Kolom Amien Rais

Arsip per tahun: 2000 | 2001 | 2002

detikcom
Info detikMobile ProXL IM3 Telkomsel Satelindo LippoTel detikPlus.com
| Cover | Laporan Utama | Laporan Khusus | Foolitik | Kolom Amien Rais | Adilan Adilun |
Kamis, 8/8/2002
 

Hal-hal yang Mungkin Mengganggu ST-MPR 2002


detikcom - Jakarta, Pada saat kolom ini saya tulis, MPR segera akan mengadakan sidang tahunan yang berlangsung 1-10 Agustus 2002. Alhamdulillah, setelah banyak ramalan tidak begitu menggembirakan tentang ST-MPR tahun ini, karena banyak prediksi bahwa Sidang Tahunan akan macet, sekarang umumnya orang dapat bernapas lega karena berbagai polarisasi pendirian yang agak jauh di antara fraksi-fraksi kini telah mengalami proses konvergensi.
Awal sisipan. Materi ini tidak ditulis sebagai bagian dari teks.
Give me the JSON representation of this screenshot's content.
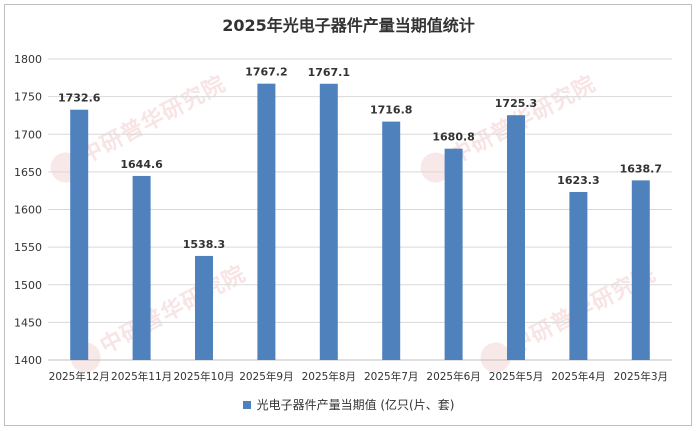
{
  "title": "2025年光电子器件产量当期值统计",
  "watermark_text": "中研普华研究院",
  "watermark_url": "www.ChinaIRN.com",
  "colors": {
    "bar": "#4f81bd",
    "grid": "#d9d9d9",
    "text": "#333333"
  },
  "chart_data": {
    "type": "bar",
    "title": "2025年光电子器件产量当期值统计",
    "categories": [
      "2025年12月",
      "2025年11月",
      "2025年10月",
      "2025年9月",
      "2025年8月",
      "2025年7月",
      "2025年6月",
      "2025年5月",
      "2025年4月",
      "2025年3月"
    ],
    "series": [
      {
        "name": "光电子器件产量当期值 (亿只(片、套)",
        "values": [
          1732.6,
          1644.6,
          1538.3,
          1767.2,
          1767.1,
          1716.8,
          1680.8,
          1725.3,
          1623.3,
          1638.7
        ]
      }
    ],
    "ylim": [
      1400,
      1800
    ],
    "yticks": [
      1400,
      1450,
      1500,
      1550,
      1600,
      1650,
      1700,
      1750,
      1800
    ],
    "grid": true,
    "legend_position": "bottom"
  }
}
Kita mengetahui bahwa tugas pokok ST-MPR kali ini adalah untuk menyelesaikan tahap keempat, sebagai finalisasi dari rangkaian amandemen UUD 1945 yang telah berlangsung sejak 1999. Di atas kertas, paling tidak, kita dapat bersikap optimis karena khusus untuk amandemen konstitusi kita tinggal 4 materi yang belum ada kesepakatan. Sementara, lebih dari 27 materi yang lain telah mendapatkan satu rumusan, dalam arti ke-12 fraksi di MPR secara bersama-sama telah menyepakati tanpa perbedaan-perbedaan pandangan lagi.

Yang masih perlu dicapai kesepakatan lewat musyawarah adalah, pertama, tentang keberadaan utusan golongan pada MPR pascatahun 2002. Dalam pasal 2 masih ada dua alternatif apakah MPR hanya terdiri atas anggota DPR dan DPD yang dipilih melalui pemilu ditambah dengan utusan golongan, atau MPR terdiri hanya atas anggota DPR dan DPD. Di samping itu, ada pasal yang belum disepakati bersama yaitu pasal 6(a); dalam hal tidak ada pasangan capres dan cawapres yang terpilih pada pemilu putaran pertama, bagaimana bentuk penyelesaiannya. Alternatif pertama, diambil dua pasangan calon yang memperoleh suara terbanyak untuk kemudian dipilih oleh MPR. Alternatif kedua, dua pasangan calon yang memperoleh suara terbanyak, dipilih kembali oleh rakyat secara langsung.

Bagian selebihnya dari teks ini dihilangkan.